Joy herself, wearing a white duck sailor suit, with a red handkerchief knotted about her neck, answered my knock. She held her hand to her eyes to shade them from the rays of the afternoon sun, so that I could not, at first, quite make out her expression. The first thing she showed, after her surprise, was a most cordial satisfaction at seeing me. She did not, apparently, expect me, but my presence delighted her. I saw next that she was in trouble. The very intensity of her welcome alarmed me. The two vertical lines between her brows were deeply cut into her forehead, her lips were quivering, there were dark circles under her eyes.
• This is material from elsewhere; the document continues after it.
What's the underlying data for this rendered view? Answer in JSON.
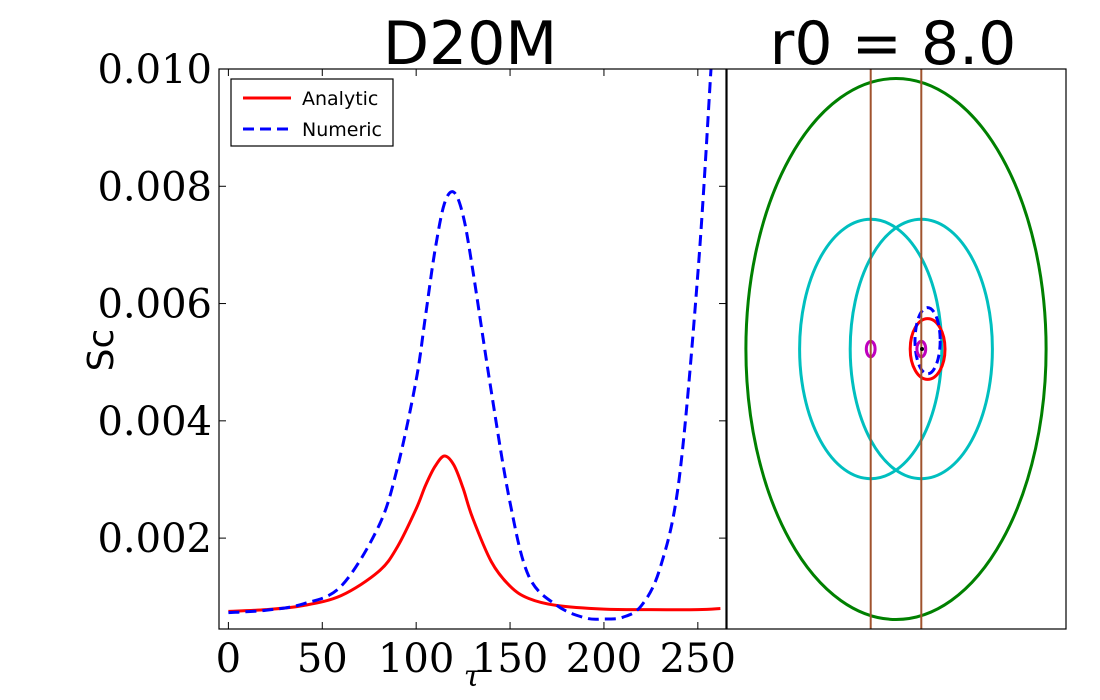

She drew me quickly into the library, and I saw terror in her look. Her cheeks were pale and wan. Her hand trembled, as it lay on the back of a chair where she leaned.
"Oh, I am so glad you have come!" had been her first speech, murmured in the hall, and it was repeated now as I stood before her. "I am so glad you have come! I need you so!"
I had fancied before that her face was one capable of expressing tragedy—not every woman's is. Tragedy shadowed her face now, giving her a newer, more dramatic beauty so moving that, despite my alarm, I could not help wondering at it.
"You are not well," I exclaimed.
"Oh, well enough—" she replied.
"Something is the matter—what is it?"
"Sit down and I'll try to tell you." She dropped into a chair, with her elbow on the table, letting her cheek fall into the hollow of her palm. Her eyes closed for a moment; the soft, long lashes shading her pale cheek. Then she shook herself and sat erect. "I'm so sleepy!" she moaned. "I haven't slept since night before last."
I sprang up from the window-seat. "Won't you lie down here and rest? Do!" I pleaded.
"Oh, I don't dare! I don't dare!" she cried.